Le Bureau d’enquêtes et d’analyses (BEA) a publié hier un rapport épinglant la compagnie aérienne Air France pour des incidents récurrents lors desquels les pilotes ont ignoré les règles de sécurité. Et l’appelle à remettre le respect des procédures « au centre de la culture de sécurité de l’entreprise ». 

Le rapport publié le 23 aout 2022 concerne un incident spécifique, celui survenu le 31 décembre 2020 à bord de l’Airbus A330-200 immatriculé F-GZCJ de la compagnie nationale française reliant l’aéroport de Brazzaville-Maya Maya à sa base à Paris-CDG. Le vol régulier AF735V a décollé comme prévu, mais les pilotes arrivés à l’altitude de croisière détectent «  qu’il manque environ 1,4 tonne de carburant dans les réservoirs ». L’équipage surveille l’évolution des quantités carburant, poursuit le rapport, le commandant de bord quittant le poste de pilotage pour son tour de repos quelques minutes plus tard en demandant aux copilotes de surveiller l’évolution des quantités carburant. Environ vingt minutes plus tard, les copilotes le rappellent car il manque alors environ 2,1 tonnes de carburant.

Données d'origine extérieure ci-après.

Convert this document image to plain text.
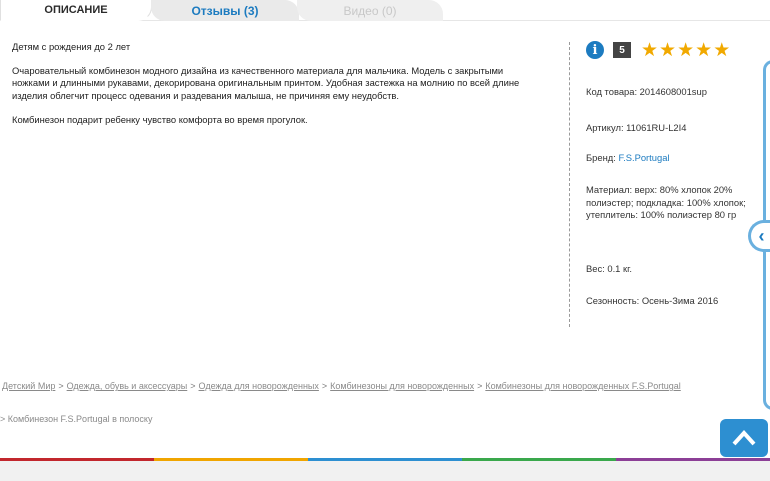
ОПИСАНИЕ	Отзывы (3)	Видео (0)

Детям с рождения до 2 лет

Очаровательный комбинезон модного дизайна из качественного материала для мальчика. Модель с закрытыми ножками и длинными рукавами, декорирована оригинальным принтом. Удобная застежка на молнию по всей длине изделия облегчит процесс одевания и раздевания малыша, не причиняя ему неудобств.

Комбинезон подарит ребенку чувство комфорта во время прогулок.

i	5 ★ ★ ★ ★ ★
Код товара: 2014608001sup
Артикул: 11061RU-L2I4
Бренд: F.S.Portugal
Материал: верх: 80% хлопок 20% полиэстер; подкладка: 100% хлопок; утеплитель: 100% полиэстер 80 гр
Вес: 0.1 кг.
Сезонность: Осень-Зима 2016
‹
Детский Мир > Одежда, обувь и аксессуары > Одежда для новорожденных > Комбинезоны для новорожденных > Комбинезоны для новорожденных F.S.Portugal
> Комбинезон F.S.Portugal в полоску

« L’équipage débute la procédure FUEL LEAK puis l’interrompt à la ligne qui prévoit la coupure du moteur du côté de la fuite suspectée (ici côté gauche), en choisissant de maintenir ce dernier en fonctionnement. L’équipage se déroute sur l’aéroport de N’Djamena (Tchad) « où il effectue une approche RNAV en piste 23 et y atterrit 1 h 47 après l’identification de la fuite. L’alarme ROPS, avertissant d’un risque de sortie de piste, s’active au moment du toucher des roues. Le PF freine fortement et la température des freins augmente jusqu’à 600 °C ». LE BEA souligne que les deux moteurs sont maintenus en fonctionnement ; « l’équipage réalise un demi-tour sur la raquette en bout de piste, puis coupe le moteur 1 (moteur gauche) alors qu’il roule vers le parking. L’équipage immobilise l’avion sur les aires de parking et coupe le moteur 2 . Les pompiers qui s’étaient positionnés à proximité de l’avion depuis l’atterrissage interviennent après la coupure du moteur 2 en dispersant de l’eau sous le moteur 1. Les passagers sont débarqués sans autre incident ». Le vol a duré 2 h 21, et la perte de carburant entre le décollage et la coupure du moteur 2 au parking a été estimée à environ 5,7 t dont 5,3 t en vol. Un examen du moteur 1 a révélé que la fuite de carburant se situait « au niveau de la bride supérieure de la tuyauterie principale de carburant qui assure l’interface entre le mât et le moteur ».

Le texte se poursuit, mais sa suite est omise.